Farmer Cory Mosser demonstrated this to me last Saturday at Peachtree Road Farmers Market, when he handed his 3-year-old daughter Audrey, curled up in a plastic vegetable bin behind the table, a thin slice of sweet, pink watermelon radish. Clutching half a giant cookie in her left hand, she reached for the radish with her right and  popped it into her mouth. Then she went back to the cookie.

“That’s a way I can get people who might not try a radish,” says Mosser, who farms at Burge Organic Farm in Mansfield. “They think, ‘Well, a 3-year-old can do it … ‘”

Winter radishes get their name for the same reason that winter squashes get theirs: Although planted in the summer and harvested throughout the fall, they store well all winter long. One of the more common winter radishes is daikon, a long, white radish familiar to anyone who’s ever read a sushi menu. The most glamorous are the watermelon and beauty heart radishes (Mosser grows a variety called mantanghong), which, when sliced crosswise, exposes a bright pink center which diffuses to white toward the edge with green shoulders. Other varieties include black Spanish (a rough, black exterior with hot-white flesh), green luobo (oblong with green flesh), China rose (red on the outside, white on the inside), and hilds blauer (carrot-shaped and purple on the outside, white on the inside).

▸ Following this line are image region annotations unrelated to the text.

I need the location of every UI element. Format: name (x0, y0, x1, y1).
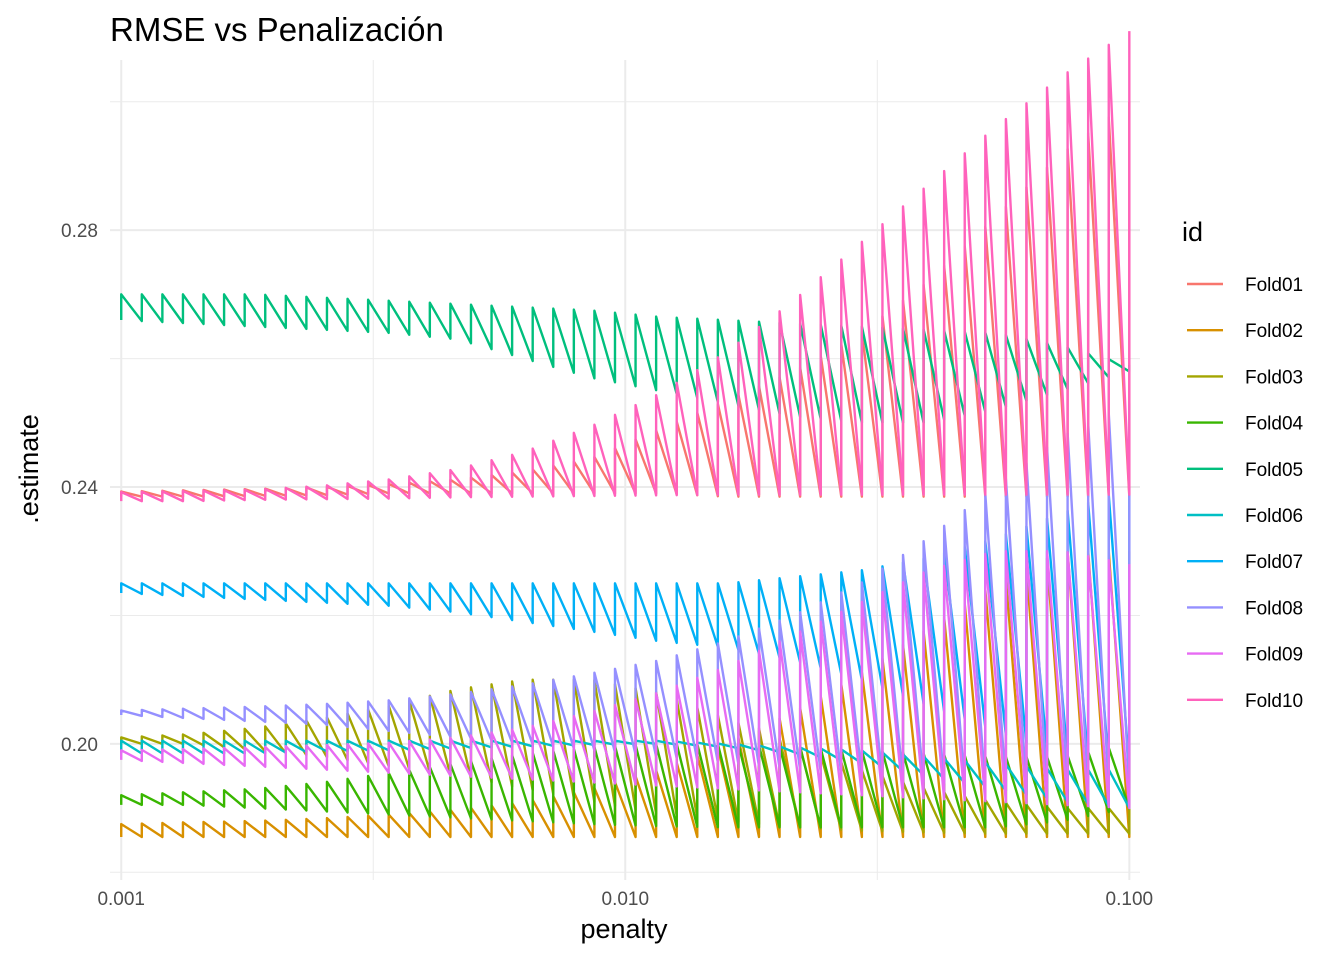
series-line-fold09 (120, 550, 1131, 810)
legend-title: id (1182, 217, 1203, 247)
x-tick-label: 0.010 (602, 889, 650, 910)
legend-label-fold01: Fold01 (1245, 275, 1303, 296)
y-tick-label: 0.28 (61, 221, 98, 242)
legend-label-fold05: Fold05 (1245, 460, 1303, 481)
y-axis-title: .estimate (14, 414, 44, 524)
x-axis-title: penalty (580, 914, 668, 944)
legend-label-fold07: Fold07 (1245, 552, 1303, 573)
y-tick-label: 0.24 (61, 478, 98, 499)
plot-lines (120, 31, 1131, 839)
y-axis-ticks: 0.20 0.24 0.28 (61, 221, 98, 756)
x-tick-label: 0.001 (97, 889, 145, 910)
legend: id Fold01 Fold02 Fold03 Fold04 Fold05 Fold06 F… (1182, 217, 1304, 712)
y-tick-label: 0.20 (61, 735, 98, 756)
legend-label-fold10: Fold10 (1245, 691, 1303, 712)
legend-label-fold03: Fold03 (1245, 367, 1303, 388)
chart-title: RMSE vs Penalización (110, 11, 444, 48)
legend-label-fold04: Fold04 (1245, 414, 1304, 435)
x-axis-ticks: 0.001 0.010 0.100 (97, 889, 1153, 910)
legend-label-fold08: Fold08 (1245, 598, 1303, 619)
legend-label-fold09: Fold09 (1245, 645, 1303, 666)
series-line-fold10 (120, 31, 1131, 503)
legend-label-fold06: Fold06 (1245, 506, 1303, 527)
x-tick-label: 0.100 (1106, 889, 1154, 910)
legend-label-fold02: Fold02 (1245, 321, 1303, 342)
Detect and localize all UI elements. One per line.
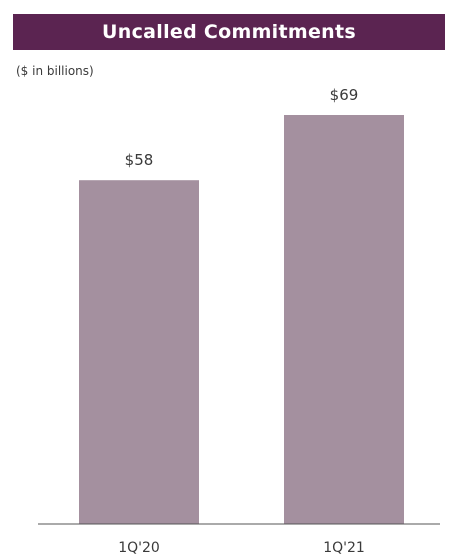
- category-label-0: 1Q'20: [118, 540, 160, 556]
- bar-0: [79, 180, 199, 525]
- bar-value-label-0: $58: [125, 151, 154, 169]
- bars-layer: $58 1Q'20 $69 1Q'21: [79, 86, 404, 556]
- category-label-1: 1Q'21: [323, 540, 365, 556]
- bar-value-label-1: $69: [330, 86, 359, 104]
- bar-1: [284, 115, 404, 524]
- chart-title: Uncalled Commitments: [13, 14, 445, 50]
- unit-label: ($ in billions): [16, 64, 94, 78]
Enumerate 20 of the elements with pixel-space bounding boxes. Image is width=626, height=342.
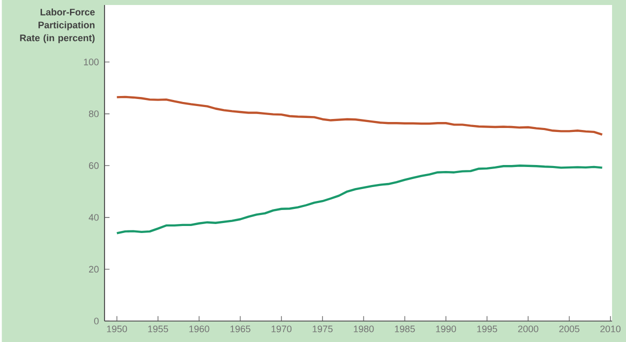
x-tick-label: 1995: [477, 326, 498, 332]
y-tick-label: 60: [89, 162, 99, 169]
y-tick-label: 20: [89, 266, 99, 273]
y-tick-label: 40: [88, 214, 99, 221]
x-tick-label: 1950: [107, 326, 127, 332]
y-tick-label: 100: [84, 58, 99, 66]
y-tick-label: 80: [88, 110, 99, 118]
x-tick-label: 1960: [189, 326, 210, 332]
x-tick-label: 2005: [559, 326, 580, 332]
y-axis-title: Labor-Force Participation Rate (in percent): [20, 8, 95, 44]
x-tick-label: 1990: [436, 326, 456, 332]
x-tick-label: 2000: [518, 326, 538, 332]
x-tick-label: 1965: [230, 326, 250, 332]
y-tick-label: 0: [94, 318, 99, 324]
x-tick-label: 1955: [148, 326, 168, 332]
x-tick-label: 1970: [272, 326, 292, 332]
x-tick-label: 1985: [394, 326, 415, 332]
x-tick-label: 1975: [312, 326, 333, 332]
x-tick-label: 1980: [354, 326, 374, 332]
x-tick-label: 2010: [600, 326, 621, 332]
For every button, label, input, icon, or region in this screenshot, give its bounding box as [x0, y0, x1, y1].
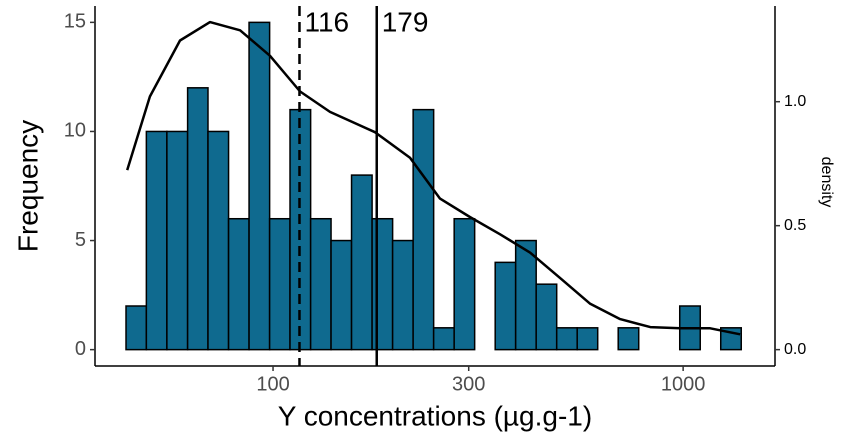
y-tick-label: 15 — [64, 11, 86, 33]
y2-tick-label: 1.0 — [784, 93, 806, 110]
y-tick-label: 5 — [75, 229, 86, 251]
reference-label: 179 — [382, 6, 429, 37]
y-tick-label: 10 — [64, 120, 86, 142]
bar — [350, 174, 373, 351]
y2-tick-label: 0.0 — [784, 341, 806, 358]
reference-label: 116 — [304, 6, 349, 37]
bar — [391, 239, 414, 351]
x-axis-title: Y concentrations (µg.g-1) — [278, 400, 592, 431]
bar — [453, 217, 476, 351]
bar — [309, 217, 332, 351]
bar — [535, 283, 558, 351]
bar — [494, 261, 517, 351]
bar — [555, 327, 578, 351]
bar — [248, 21, 271, 351]
bar — [145, 130, 168, 351]
bar — [268, 217, 291, 351]
density-curve — [126, 20, 741, 336]
y2-tick-label: 0.5 — [784, 217, 806, 234]
x-tick-label: 300 — [452, 373, 485, 395]
bar — [514, 239, 537, 351]
bar — [412, 108, 435, 351]
bar — [371, 217, 394, 351]
bar — [432, 327, 455, 351]
bar — [207, 130, 230, 351]
bar — [330, 239, 353, 351]
y-tick-label: 0 — [75, 338, 86, 360]
bar — [125, 305, 148, 351]
bar — [576, 327, 599, 351]
bar — [166, 130, 189, 351]
bar — [227, 217, 250, 351]
x-tick-label: 1000 — [661, 373, 706, 395]
bar — [186, 87, 209, 351]
bar — [617, 327, 640, 351]
y-axis-title: Frequency — [12, 120, 43, 252]
x-tick-label: 100 — [256, 373, 289, 395]
y2-axis-title: density — [818, 157, 835, 208]
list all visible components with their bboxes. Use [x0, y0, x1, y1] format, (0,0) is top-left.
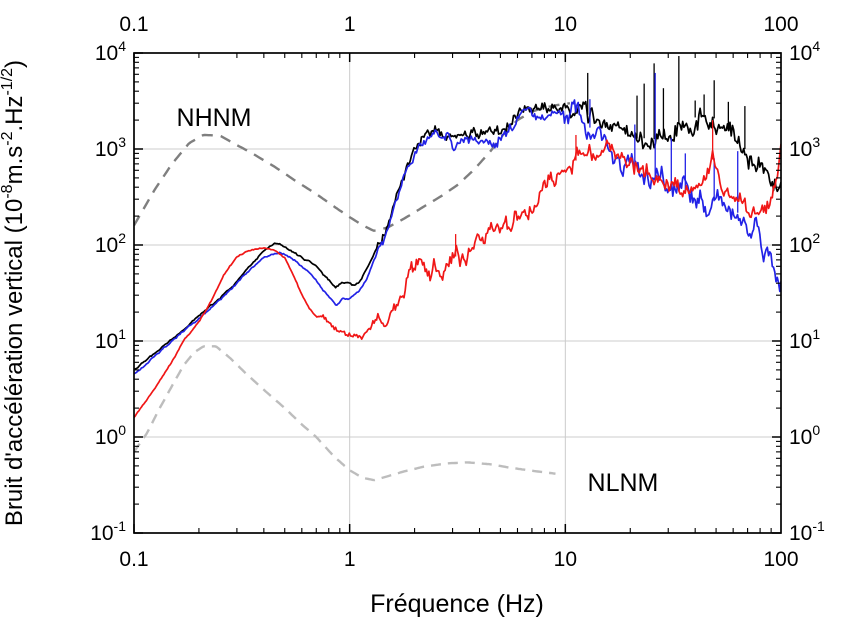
black-curve	[134, 100, 781, 371]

“I’m kind of weird—I kind of obsessively look for crazy winter radishes,” Mosser admits. “Maybe it’s partly the hunt. I’m looking for things that aren’t readily available and that not a lot of people know about,” he says. “It’s fun to try to grow new things, too.”

In a good week at the market, he can sell 30 pounds of winter radishes. He says he could probably sell more if he marketed them exclusively to restaurants—but that wouldn’t be as much fun. “I kind of like being able to expose people to something that’s new, and then they come back and bring their friends the next time.”

Mosser will be selling his crazy radishes this Saturday at the last Peachtree Road Farmers (and Holiday Artists) Market of the season. He’s also offering an occasional winter CSA that will certainly include winter radishes, along with eight or nine other cool-season produce items. You can sign up  to be notified by e-mail when the next box is ready; you decide on a box-by-box basis whether to buy. You’re also likely to find winter radishes at the year-round Morningside and Decatur farmers markets.

> For a simple salad, toss thin slices of winter radish with rice vinegar and sesame oil, then sprinkle with salt and toasted sesame seeds.